Entertainment

How Zoey Deutch Learned Her Flaws Don't Define Her

by Rachel Simon
Rich Polk/Getty Images Entertainment/Getty Images

The first thing you notice about Zoey Deutch is that she has energylots of it. When the 22-year-old actor calls me for our interview, she's only just hopped off a plane, but she's brimming with enthusiasm. Our chat has been rescheduled a few times, and though it's no fault of Deutch's, she laughs loudly as she apologizes for the inconvenience, noting that she barely made it through baggage claim before picking up the phone. "I'm sorry, I think the world is trying to keep us apart," she tells me, with dramatic emphasis. "They don't want us to be together, but here we are."

Here we are, indeed. A little over a month since her new movie, Before I Fall, premiered at Sundance, Deutch is reveling in the film's success, attending premieres and joyfully reposting the movie's rave reviews — many of which hail her as the film's breakout star on her Twitter account. The actor may barely be out of her teens, but clearly, she's come a long way since her days of romancing a Sprouse twin on Disney Channel's Suite Life on Deck and popping up on shows like NCIS and Criminal Minds. The daughter of Back to the Future star Lea Thompson and Pretty in Pink director Howard Deutch, Deutch was born into acting, but didn't truly break out until just three years ago, when she starred in the YA fantasy Vampire Academy. A few scene-stealing roles in films like Everybody Wants Some and Dirty Grandpa later, and she's a bona-fide movie star, leading Before I Fall, in theaters now.

It's been a fast climb, but a well-deserved one; as her performance in Before I Fall shows, Deutch is a talented actor who can command a screen with impressive charisma. In real life, she projects confidence, and wants to keep acting until she decides she doesn't want to anymore — a day she swears, with a laugh, will never come. But Deutch wasn't always so at ease with her personality and abilities, she tells me; in actuality, she spent her teen years far more aware of her flaws than her strengths.

Open Road Films

"I just remember in high school, feeling like those [negative] qualities about myself were what made me who I am," she says. "Me being a contrarian and saying no to stuff, that made me who I am, that made me Zoey."

Yet eventually, she realized that those characteristics weren't the only things that defined her. "That wasn’t what people loved about me," she recalls. "They loved that I was open, that I was vulnerable. So I started to recognize the good and try to work on the bad."

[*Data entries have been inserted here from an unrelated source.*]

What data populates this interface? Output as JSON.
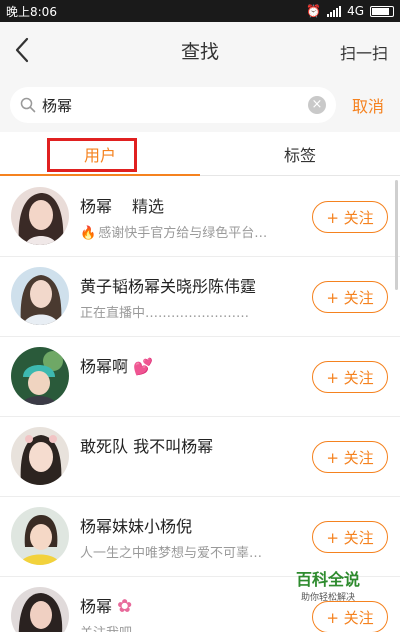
{
  "status_bar": {
    "time": "晚上8:06",
    "network": "4G"
  },
  "header": {
    "title": "查找",
    "scan_label": "扫一扫"
  },
  "search": {
    "value": "杨幂",
    "cancel_label": "取消"
  },
  "tabs": [
    {
      "label": "用户",
      "active": true
    },
    {
      "label": "标签",
      "active": false
    }
  ],
  "results": [
    {
      "name": "杨幂",
      "tag": "精选",
      "desc": "感谢快手官方给与绿色平台…",
      "follow_label": "+ 关注"
    },
    {
      "name": "黄子韬杨幂关晓彤陈伟霆",
      "desc": "正在直播中……………………",
      "follow_label": "+ 关注"
    },
    {
      "name": "杨幂啊",
      "desc": "",
      "follow_label": "+ 关注"
    },
    {
      "name": "敢死队 我不叫杨幂",
      "desc": "",
      "follow_label": "+ 关注"
    },
    {
      "name": "杨幂妹妹小杨倪",
      "desc": "人一生之中唯梦想与爱不可辜…",
      "follow_label": "+ 关注"
    },
    {
      "name": "杨幂",
      "desc": "关注我吧",
      "follow_label": "+ 关注"
    }
  ],
  "watermark": {
    "title": "百科全说",
    "subtitle": "助你轻松解决"
  },
  "colors": {
    "accent": "#f5821f",
    "highlight_box": "#e02020",
    "header_bg": "#f6f6f6"
  },
  "icons": [
    "back-arrow-icon",
    "search-icon",
    "clear-icon",
    "fire-icon",
    "heart-icon",
    "flower-icon"
  ]
}
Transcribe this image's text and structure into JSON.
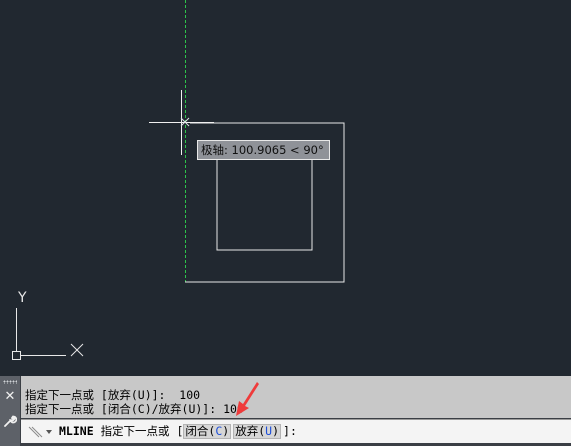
{
  "tooltip": {
    "text": "极轴: 100.9065 < 90°"
  },
  "ucs": {
    "y_label": "Y",
    "x_label": "✕"
  },
  "history": {
    "line1": "指定下一点或 [放弃(U)]:  100",
    "line2": "指定下一点或 [闭合(C)/放弃(U)]: 100"
  },
  "command": {
    "name": "MLINE",
    "prompt": "指定下一点或 [",
    "options": [
      {
        "label": "闭合(",
        "key": "C",
        "close": ")"
      },
      {
        "label": "放弃(",
        "key": "U",
        "close": ")"
      }
    ],
    "suffix": "]:"
  },
  "side": {
    "close_icon": "close-icon",
    "wrench_icon": "wrench-icon"
  },
  "colors": {
    "canvas": "#212830",
    "tracking_line": "#22c55e",
    "annotation_arrow": "#ef3b3b"
  }
}
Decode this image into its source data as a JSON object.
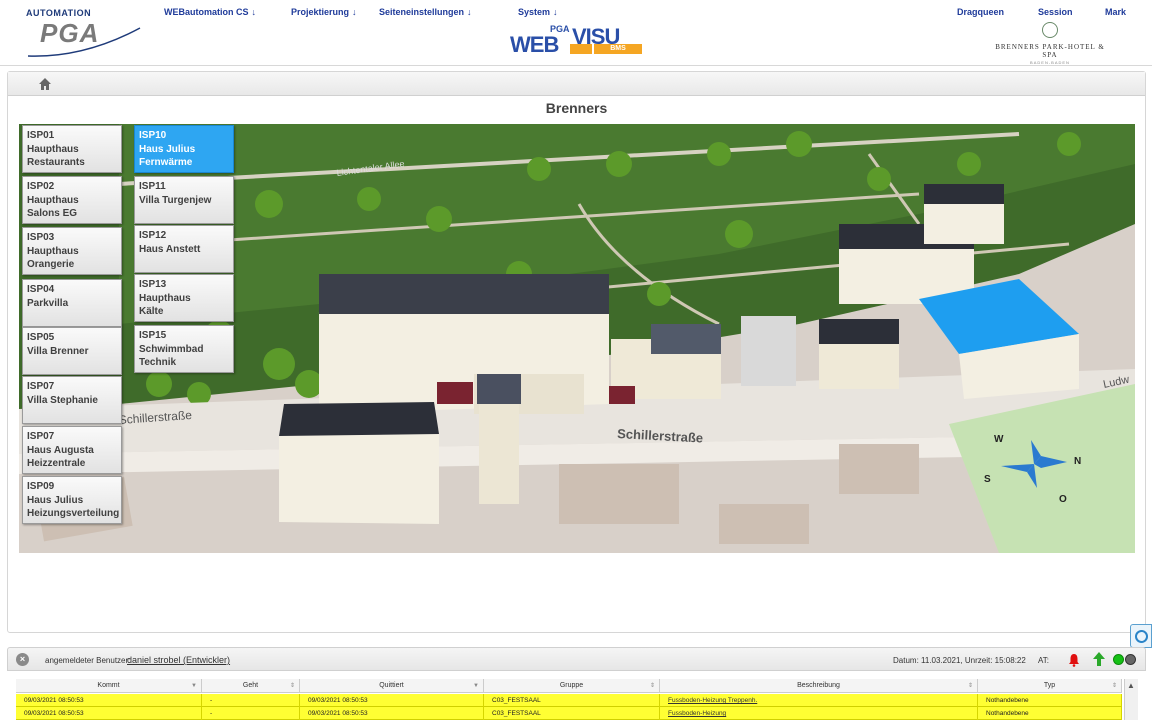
{
  "header": {
    "brand_top": "AUTOMATION",
    "brand_main": "PGA",
    "nav": [
      {
        "label": "WEBautomation CS",
        "arrow": "↓"
      },
      {
        "label": "Projektierung",
        "arrow": "↓"
      },
      {
        "label": "Seiteneinstellungen",
        "arrow": "↓"
      },
      {
        "label": "System",
        "arrow": "↓"
      }
    ],
    "right_links": [
      "Dragqueen",
      "Session",
      "Mark"
    ],
    "center_logo": {
      "pga": "PGA",
      "web": "WEB",
      "visu": "VISU",
      "bms": "BMS"
    },
    "hotel_logo": {
      "name": "BRENNERS PARK-HOTEL & SPA",
      "sub": "BADEN-BADEN"
    }
  },
  "page": {
    "title": "Brenners"
  },
  "map": {
    "street_label": "Schillerstraße",
    "street_label_left": "Schillerstraße",
    "street_label_top": "Lichtentaler Allee",
    "street_label_right": "Ludw",
    "compass": {
      "n": "N",
      "s": "S",
      "w": "W",
      "o": "O"
    }
  },
  "isp_buttons": [
    {
      "code": "ISP01",
      "line1": "Haupthaus",
      "line2": "Restaurants",
      "active": false
    },
    {
      "code": "ISP02",
      "line1": "Haupthaus",
      "line2": "Salons EG",
      "active": false
    },
    {
      "code": "ISP03",
      "line1": "Haupthaus",
      "line2": "Orangerie",
      "active": false
    },
    {
      "code": "ISP04",
      "line1": "Parkvilla",
      "line2": "",
      "active": false
    },
    {
      "code": "ISP05",
      "line1": "Villa Brenner",
      "line2": "",
      "active": false
    },
    {
      "code": "ISP07",
      "line1": "Villa Stephanie",
      "line2": "",
      "active": false
    },
    {
      "code": "ISP07",
      "line1": "Haus Augusta",
      "line2": "Heizzentrale",
      "active": false
    },
    {
      "code": "ISP09",
      "line1": "Haus Julius",
      "line2": "Heizungsverteilung",
      "active": false
    },
    {
      "code": "ISP10",
      "line1": "Haus Julius",
      "line2": "Fernwärme",
      "active": true
    },
    {
      "code": "ISP11",
      "line1": "Villa Turgenjew",
      "line2": "",
      "active": false
    },
    {
      "code": "ISP12",
      "line1": "Haus Anstett",
      "line2": "",
      "active": false
    },
    {
      "code": "ISP13",
      "line1": "Haupthaus",
      "line2": "Kälte",
      "active": false
    },
    {
      "code": "ISP15",
      "line1": "Schwimmbad",
      "line2": "Technik",
      "active": false
    }
  ],
  "status": {
    "user_label": "angemeldeter Benutzer:",
    "user_name": "daniel strobel (Entwickler)",
    "datetime": "Datum: 11.03.2021, Unrzeit: 15:08:22",
    "at": "AT:"
  },
  "alarms": {
    "columns": [
      "Kommt",
      "Geht",
      "Quittiert",
      "Gruppe",
      "Beschreibung",
      "Typ"
    ],
    "rows": [
      [
        "09/03/2021 08:50:53",
        "-",
        "09/03/2021 08:50:53",
        "C03_FESTSAAL",
        "Fussboden-Heizung Treppenh.",
        "Nothandebene"
      ],
      [
        "09/03/2021 08:50:53",
        "-",
        "09/03/2021 08:50:53",
        "C03_FESTSAAL",
        "Fussboden-Heizung",
        "Nothandebene"
      ]
    ]
  },
  "colors": {
    "active_button": "#2ea6f2",
    "nav_link": "#1f3b9a",
    "alarm_row": "#ffff33",
    "highlighted_building": "#1e9ef0"
  }
}
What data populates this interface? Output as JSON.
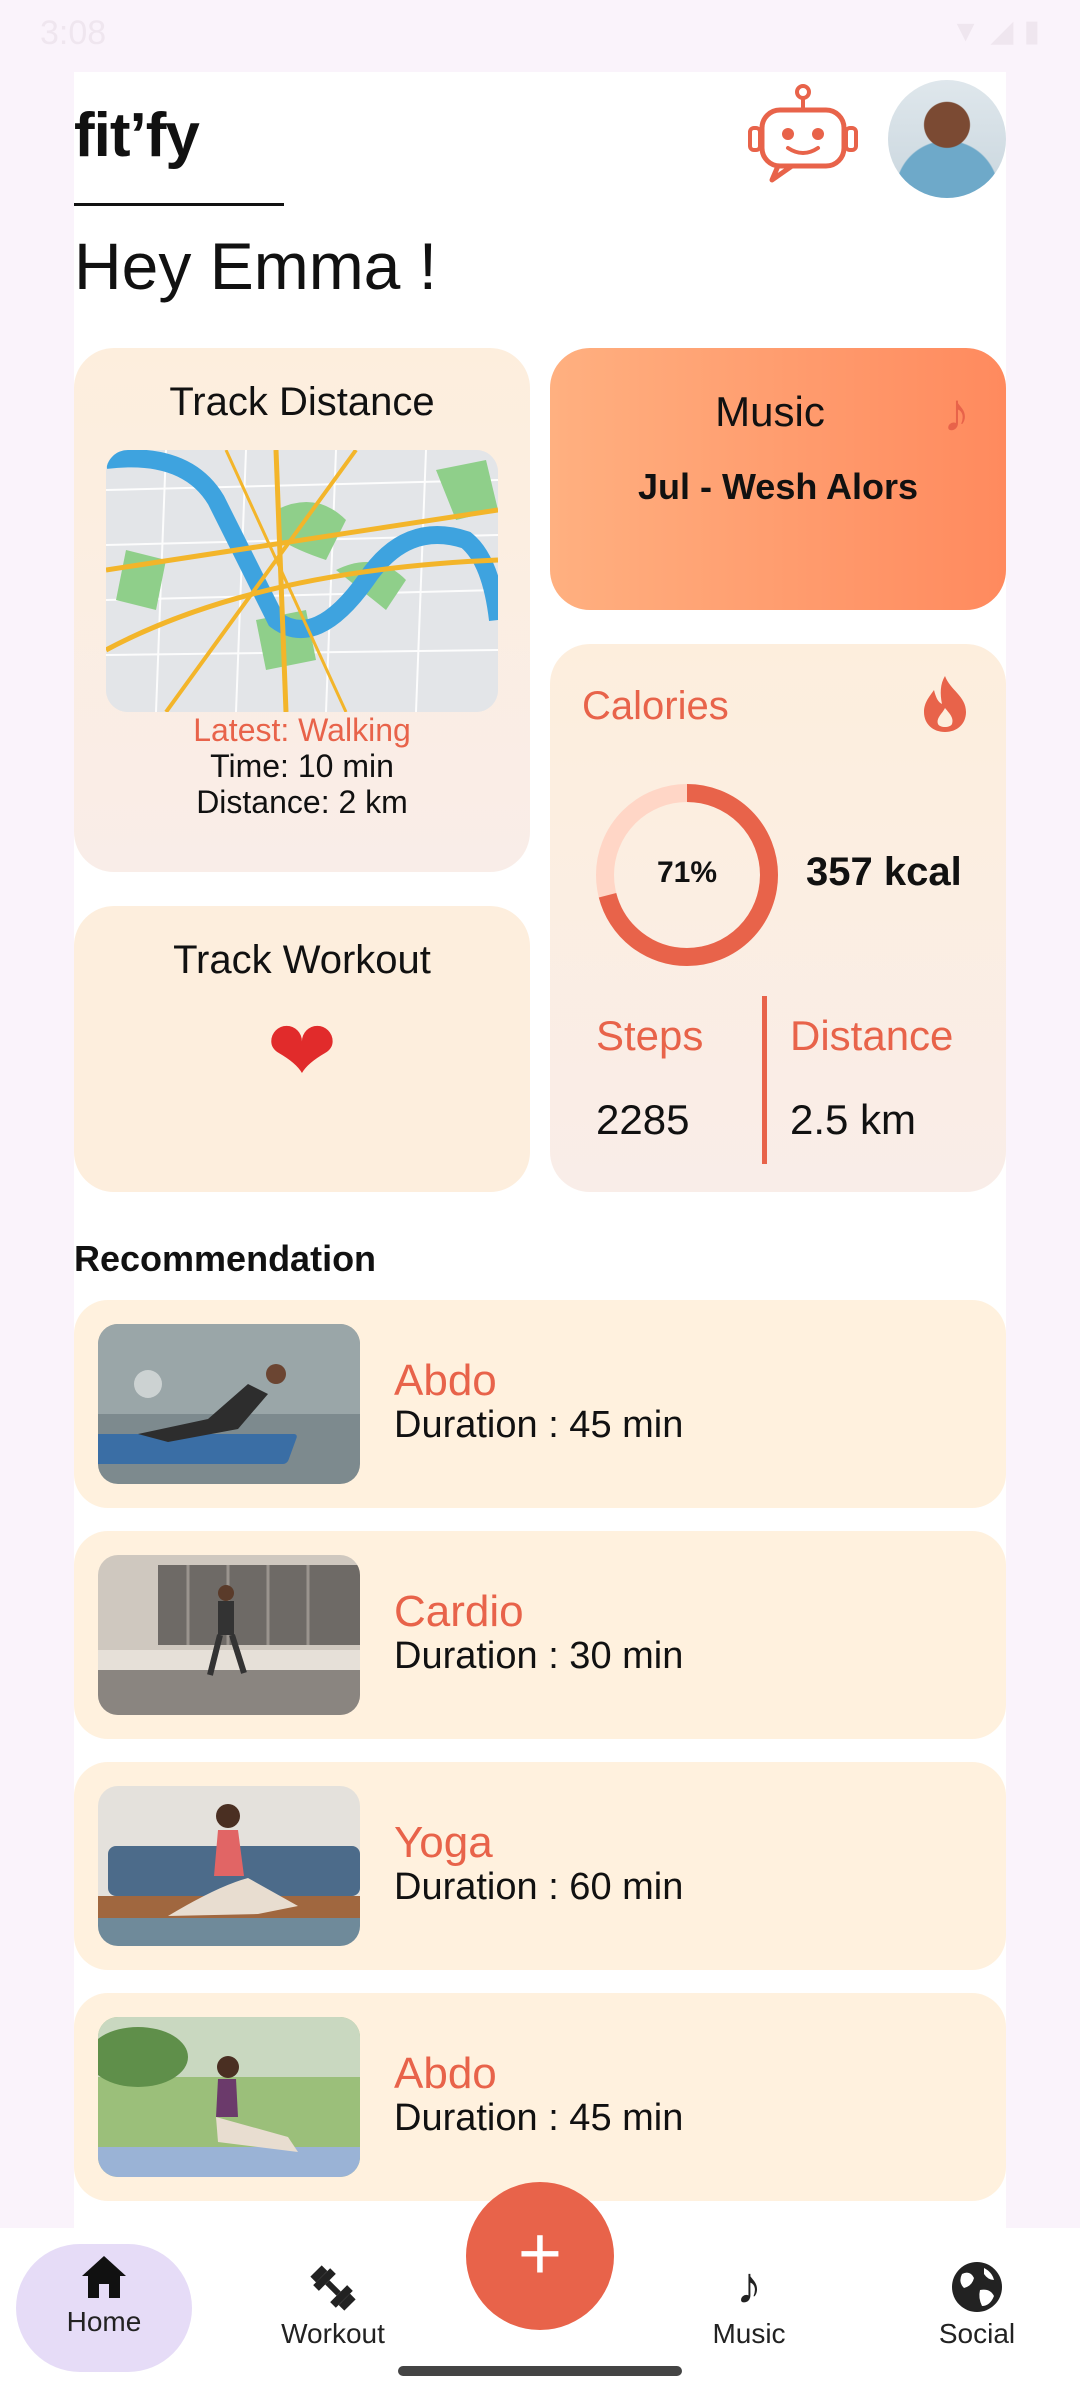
{
  "status_bar": {
    "time": "3:08"
  },
  "header": {
    "logo": "fit’fy",
    "greeting": "Hey Emma !"
  },
  "track_distance": {
    "title": "Track Distance",
    "latest": "Latest: Walking",
    "time": "Time: 10 min",
    "distance": "Distance: 2 km"
  },
  "music": {
    "title": "Music",
    "song": "Jul - Wesh Alors"
  },
  "track_workout": {
    "title": "Track Workout"
  },
  "calories": {
    "title": "Calories",
    "percent_label": "71%",
    "progress": 0.71,
    "kcal": "357 kcal",
    "steps_label": "Steps",
    "steps_value": "2285",
    "distance_label": "Distance",
    "distance_value": "2.5 km"
  },
  "recommendation": {
    "title": "Recommendation",
    "items": [
      {
        "name": "Abdo",
        "duration": "Duration : 45 min"
      },
      {
        "name": "Cardio",
        "duration": "Duration : 30 min"
      },
      {
        "name": "Yoga",
        "duration": "Duration : 60 min"
      },
      {
        "name": "Abdo",
        "duration": "Duration : 45 min"
      }
    ]
  },
  "nav": {
    "home": "Home",
    "workout": "Workout",
    "add": "+",
    "music": "Music",
    "social": "Social"
  },
  "colors": {
    "accent": "#e8634a",
    "card": "#fdeedd",
    "nav_active": "#e6dcf7"
  }
}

It's a path similarly attempted by Before I Fall's Sam, a popular but often insensitive senior forced to relive the same tragic day over and over again, all while trying to become a better, more compassionate person. Deutch says she was drawn to the film because it presented teen girls as complex, contradictory figures, just like herself and the peers she grew up with. Sam and her friends are far from perfect — if anything, they're too selfish, too carelessly cruel — but they're real, girls whose personalities and friendships echo those of the actual teens watching the movie's events unfold. "When I read it, I was like f**k, this is a great part," Deutch says. "A lot of people use strong, but I like complex, I like complicated. She’s oftentimes a contradiction of herself. She’s not one thing."

Open Road Films

The fact that Before I Fall boasts a female screenwriter, director, and author behind its inspiration certainly has something to do with it. "We’ve seen these kinds of movies made, written and directed by men. I certainly can’t write and speak to the experience of a middle-aged man, right?" Deutch says, laughing. "So I just loved that it felt so authentic."

Like many high school-set films, Before I Fall has its fair share of drama and romance, but the movie is centered on the character development of its female leads instead, something Deutch says she greatly appreciates. "While there’s romance, and, yes, there’s humor, it just delved so much deeper than most teenage dramas," she says. "[Director Ry Russo-Young and I] both have been teenage girls — we know what it’s like, we know how hard it is."

Indeed, growing up female is no easy feat, and Deutch is all too aware of its challenges. But she made it through — and, it's clear, came out the other side stronger and more self-aware than she ever was in her high school days.